An intriguing tale of a dedicated visionary working the system to bring an innovative product to life in a monolithic, tradition-bound organization."
We are talking about Post-It Notes, right?
From the article: "Two and a half decades later, as the little yellow notes celebrate their silver anniversary, it's easy to forget what a recent innovation they are.
I suppose so, if you are generation X. Everyone else knows they are modern. Why doesn't liquid paper get the same accolades? It's been around longer. Whatever happened to liquid paper anyway?
Thanks to their material simplicity, they seem more closely related to workplace antiquities like the stapler and the hole-punch than integrated chips.
Again what about liquid paper? Workplace antiquities? A scrivener's tools are workplace antiquities: blotters, quills, inkwells, candles, etc.
Instead, they're an exemplary product of their time. Foreshadowing the web,
Ooh, puh-lease! No it didn't.
they offered an easy way to link one piece of information to another in a precisely contextual way.
What the fuck are you talking about? Post-It notes are about as contextual as writing on a cocktail napkin.
Foreshadowing email, they made informal, asynchronous communication with your co-workers a major part of modern office life."

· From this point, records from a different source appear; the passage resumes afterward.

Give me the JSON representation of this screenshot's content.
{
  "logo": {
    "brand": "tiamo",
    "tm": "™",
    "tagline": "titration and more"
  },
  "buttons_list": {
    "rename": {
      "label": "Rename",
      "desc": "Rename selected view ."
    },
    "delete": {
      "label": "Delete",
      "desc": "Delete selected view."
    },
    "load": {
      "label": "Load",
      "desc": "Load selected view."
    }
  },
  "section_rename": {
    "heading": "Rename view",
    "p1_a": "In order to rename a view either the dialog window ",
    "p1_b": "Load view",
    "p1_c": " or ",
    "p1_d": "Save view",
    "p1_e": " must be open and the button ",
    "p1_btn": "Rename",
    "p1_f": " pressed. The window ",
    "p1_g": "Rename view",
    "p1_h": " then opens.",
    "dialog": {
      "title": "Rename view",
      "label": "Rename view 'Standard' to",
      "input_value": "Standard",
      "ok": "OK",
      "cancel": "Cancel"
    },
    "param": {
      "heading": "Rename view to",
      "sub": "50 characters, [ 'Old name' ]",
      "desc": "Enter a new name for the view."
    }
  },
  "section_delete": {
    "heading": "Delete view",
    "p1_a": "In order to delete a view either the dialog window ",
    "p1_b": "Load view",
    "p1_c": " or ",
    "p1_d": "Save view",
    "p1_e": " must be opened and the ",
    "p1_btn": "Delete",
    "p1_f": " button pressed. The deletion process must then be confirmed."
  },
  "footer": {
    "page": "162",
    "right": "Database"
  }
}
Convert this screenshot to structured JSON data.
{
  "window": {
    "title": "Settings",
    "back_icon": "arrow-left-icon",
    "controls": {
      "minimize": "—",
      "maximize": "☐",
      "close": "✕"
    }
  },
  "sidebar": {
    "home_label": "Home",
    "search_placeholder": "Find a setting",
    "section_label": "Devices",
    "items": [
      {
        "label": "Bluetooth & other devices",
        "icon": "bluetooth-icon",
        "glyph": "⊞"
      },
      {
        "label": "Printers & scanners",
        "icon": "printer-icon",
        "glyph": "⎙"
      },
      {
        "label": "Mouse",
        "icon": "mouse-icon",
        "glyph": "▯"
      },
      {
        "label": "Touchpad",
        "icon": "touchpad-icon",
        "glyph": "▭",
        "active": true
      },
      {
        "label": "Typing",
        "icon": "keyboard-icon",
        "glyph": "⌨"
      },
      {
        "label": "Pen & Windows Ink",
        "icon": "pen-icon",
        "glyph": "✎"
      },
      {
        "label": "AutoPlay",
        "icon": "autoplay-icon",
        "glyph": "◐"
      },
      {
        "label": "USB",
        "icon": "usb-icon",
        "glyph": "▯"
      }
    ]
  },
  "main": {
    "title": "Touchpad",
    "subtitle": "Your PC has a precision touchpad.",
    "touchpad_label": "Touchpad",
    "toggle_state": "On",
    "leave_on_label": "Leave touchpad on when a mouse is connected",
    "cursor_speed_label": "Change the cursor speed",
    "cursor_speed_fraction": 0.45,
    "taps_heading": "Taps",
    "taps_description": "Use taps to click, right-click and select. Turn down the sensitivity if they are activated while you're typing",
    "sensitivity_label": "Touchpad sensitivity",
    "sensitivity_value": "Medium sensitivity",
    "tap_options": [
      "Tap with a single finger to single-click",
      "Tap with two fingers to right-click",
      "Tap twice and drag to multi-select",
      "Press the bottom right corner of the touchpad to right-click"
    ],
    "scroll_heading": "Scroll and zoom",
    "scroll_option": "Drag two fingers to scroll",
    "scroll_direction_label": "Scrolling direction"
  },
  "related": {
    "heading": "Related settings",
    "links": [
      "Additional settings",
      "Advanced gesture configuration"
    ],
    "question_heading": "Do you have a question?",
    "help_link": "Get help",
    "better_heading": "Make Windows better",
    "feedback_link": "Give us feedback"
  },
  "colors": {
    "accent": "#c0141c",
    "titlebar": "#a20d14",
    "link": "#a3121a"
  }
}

Foreshadowing email my ass. Email existed before Post-It's. Asynchronous? Do you even know what that means? Who the fuck used Post-It Notes to communicate to other people? I just used them as reminders for myself. And if other people saw them at my desk any communication was unintentional.
"You'll get nothing, and you'll like it!"
For instance, Propecia was originally a prostate medication. It blocks the uptake of testosterone in certain tissues. The effect they wanted was that the prostate would shrink. It also makes one's dick shrink and it stops hair from falling out (eunuchs don't go bald, by the way -- one way to think about Propecia is that it chemically castrates the man who is taking it). One of these side effects was worth a lot of money.
There's a lot of tetracycline that gets prescribed in this country for zits.
There was one drug I remember reading about that was intended to treat some kind of frivolous Western medical problem, didn't do so well at that, but turned out to work really well on a particular tropical disease. The drug company gave the remaining stock to Doctors Without Borders, but didn't make any more of the drug because there was no profit in it.
With great power comes great fan noise.